Lonely places are hard for me to leave. As I ascended back to the pass, I shouted at the walls that echoed. Part of the reason this glacier has survived is because these walls loom over it. Besides two withering glaciers on Mt. Olympus (the Jeffers and University glaciers), it is the only other southern facing glacier on the Peninsula, and the healthiest.
Once I reached the pass, I descended the Eel Glacier to it’s base where I met Carl and Jake on their ascent (~5100’). Our next objective was to ski Mt. Anderson, which I’d done before, but didn’t mind doing again since the first time was in a complete whiteout and saw nothing but an encircling miasma of grey.
We ascended the NW Face and donned crampons for the last few feet. Jake decided he’d boarded enough ice and descended back down to the Eel Glacier while Carl and I scurried to the top. Views of places I’d been and places I’d planned to go met me on all sides.
The descent was fast and furious. Each turned improved, becoming softer the closer we came to the Eel Glacier. There was one second where I considered traversing out, thus saving myself hundreds of feet of climbing, but what’s the fun in that?
We returned to Flypaper Pass just as cold shadows were about to turn the descent into a veneer of ice. Fortunately, there was nothing between us and going, except transitioning for the descent. No photos. No stopping. Just down. And the snow was amazing! We skied the best turns of the trip, to the shores of Valkyrie Lake, where we filled up on water and toasted to another great day.
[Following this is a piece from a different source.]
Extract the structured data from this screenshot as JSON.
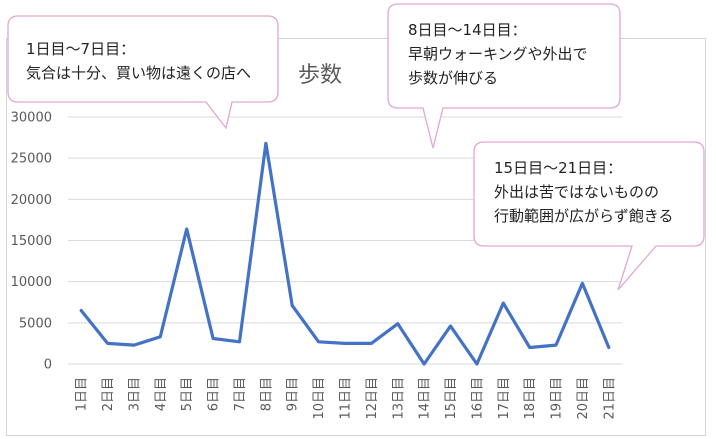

Day 5: Anderson Glacier to trailhead
Our final day arrived and we hurried to pack gear and reverse our track to bikes and cars. We once again followed bear tracks from Anderson Pass to the lower meadows. No one fell in the river while crossing. Best of all, no one skied into the river during a helter-skelter ski-blitz along a dangling thread of snow above the river. It took us much further than we had any right to go. This was, by far, the most hair-raising part of our week. All Carl and I could do was laugh. We have similar after effects to fear it turns out.
Once skis and boots were exchanged for dry socks and shoes, the excellent trail took hold of our legs and we galloped down the mountain. An otter was spotted in the creek. The Rhododendrons were out in force, not yet bloomed, but spectacular nonetheless. The oddly dry forest where even a few pines had taken root, seemed an oddity in an otherwise rainsocked region of the world.
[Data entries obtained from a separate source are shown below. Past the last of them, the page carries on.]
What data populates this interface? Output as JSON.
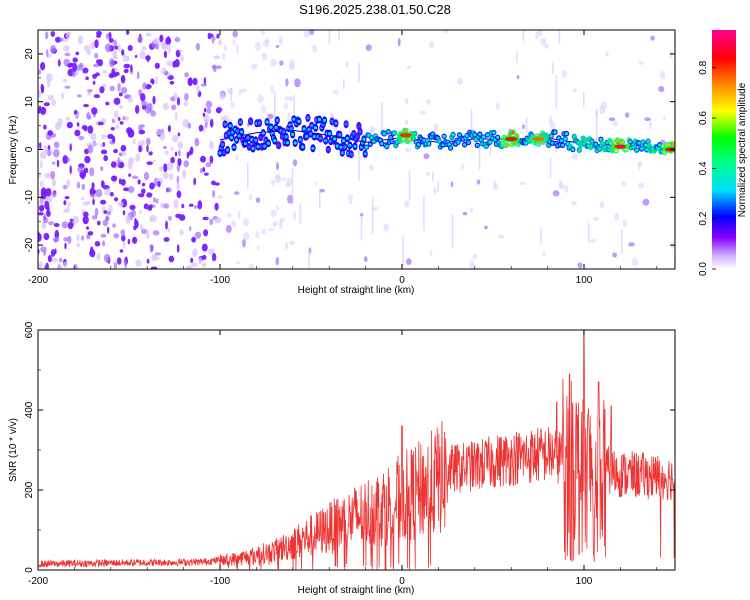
{
  "title": "S196.2025.238.01.50.C28",
  "chart_data": [
    {
      "id": "spectrogram",
      "type": "heatmap",
      "xlabel": "Height of straight line (km)",
      "ylabel": "Frequency (Hz)",
      "xlim": [
        -200,
        150
      ],
      "ylim": [
        -25,
        25
      ],
      "xticks": [
        -200,
        -100,
        0,
        100
      ],
      "xtick_labels": [
        "-200",
        "-100",
        "0",
        "100"
      ],
      "yticks": [
        -20,
        -10,
        0,
        10,
        20
      ],
      "ytick_labels": [
        "-20",
        "-10",
        "0",
        "10",
        "20"
      ],
      "colorbar": {
        "label": "Normalized spectral amplitude",
        "range": [
          0.0,
          0.95
        ],
        "ticks": [
          0.0,
          0.2,
          0.4,
          0.6,
          0.8
        ],
        "tick_labels": [
          "0.0",
          "0.2",
          "0.4",
          "0.6",
          "0.8"
        ],
        "colors": [
          "#ffffff",
          "#8a00ff",
          "#0000ff",
          "#00e0ff",
          "#00ff80",
          "#00ff00",
          "#ffff00",
          "#ff8000",
          "#ff0000",
          "#ff0090"
        ]
      },
      "ridge": [
        {
          "x": -100,
          "y": 2.0
        },
        {
          "x": -80,
          "y": 3.5
        },
        {
          "x": -60,
          "y": 4.0
        },
        {
          "x": -40,
          "y": 3.0
        },
        {
          "x": -20,
          "y": 1.5
        },
        {
          "x": 0,
          "y": 2.5
        },
        {
          "x": 20,
          "y": 1.5
        },
        {
          "x": 40,
          "y": 2.2
        },
        {
          "x": 60,
          "y": 2.2
        },
        {
          "x": 80,
          "y": 2.4
        },
        {
          "x": 95,
          "y": 1.5
        },
        {
          "x": 105,
          "y": 1.0
        },
        {
          "x": 130,
          "y": 0.8
        },
        {
          "x": 150,
          "y": 0.0
        }
      ],
      "hot_spots": [
        {
          "x": 2,
          "y": 3,
          "amp": 0.85
        },
        {
          "x": 60,
          "y": 2.2,
          "amp": 0.9
        },
        {
          "x": 75,
          "y": 2.2,
          "amp": 0.8
        },
        {
          "x": 120,
          "y": 0.6,
          "amp": 0.95
        },
        {
          "x": 148,
          "y": 0.0,
          "amp": 0.9
        }
      ]
    },
    {
      "id": "snr",
      "type": "line",
      "xlabel": "Height of straight line (km)",
      "ylabel": "SNR (10 * v/v)",
      "xlim": [
        -200,
        150
      ],
      "ylim": [
        0,
        600
      ],
      "xticks": [
        -200,
        -100,
        0,
        100
      ],
      "xtick_labels": [
        "-200",
        "-100",
        "0",
        "100"
      ],
      "yticks": [
        0,
        200,
        400,
        600
      ],
      "ytick_labels": [
        "0",
        "200",
        "400",
        "600"
      ],
      "color": "#ee3333",
      "envelope": [
        {
          "x": -200,
          "y": 15
        },
        {
          "x": -150,
          "y": 18
        },
        {
          "x": -110,
          "y": 20
        },
        {
          "x": -90,
          "y": 30
        },
        {
          "x": -70,
          "y": 50
        },
        {
          "x": -50,
          "y": 90
        },
        {
          "x": -30,
          "y": 130
        },
        {
          "x": -10,
          "y": 170
        },
        {
          "x": 10,
          "y": 210
        },
        {
          "x": 25,
          "y": 250
        },
        {
          "x": 40,
          "y": 260
        },
        {
          "x": 60,
          "y": 280
        },
        {
          "x": 80,
          "y": 290
        },
        {
          "x": 95,
          "y": 280
        },
        {
          "x": 105,
          "y": 260
        },
        {
          "x": 120,
          "y": 240
        },
        {
          "x": 150,
          "y": 230
        }
      ],
      "peaks": [
        {
          "x": 0,
          "y": 360
        },
        {
          "x": 100,
          "y": 600
        },
        {
          "x": 92,
          "y": 490
        },
        {
          "x": 108,
          "y": 470
        },
        {
          "x": 85,
          "y": 420
        },
        {
          "x": 115,
          "y": 410
        }
      ]
    }
  ]
}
Back at our bikes, I decided not to try and tie my skis to my bike. That is, I tried that method right after I failed to make it work. Idiocy, in my case, is a recurring malady that requires repetitive treatments to remedy.
The wild ride down the road was a whirlwind of turns. Branches overhead threatened, at one point, to take me from my bike. In the excitement, I’d forgotten my skis were now mounted to my pack and stuck up several feet above me! There was a moment, I imagined myself in a comic strip. A series of pictures of me being thrown from my bike onto the gravel. Above each picture starred circles with words like, “He’s an elk with antlers?” “No he’s just a man.” “SPLAT!”
The last few miles of road sped away and I thought of all the Olympic explorers, those of today and yesteryear. Like the peaks, they are headstrong and determined, humble and scrappy. While the mountains don’t give anything easy, neither do those who come here wish them to be so. Private Harry Fischer confirmed this by saying, “Complaints from the members of our party were unheard of.” Even when, he added, that it, “…outrivaled any ancient mode of torture.” The Olympics make men of those who conquer them or leave them to view these mountains from the comfort of their homes, in the cities that surround them.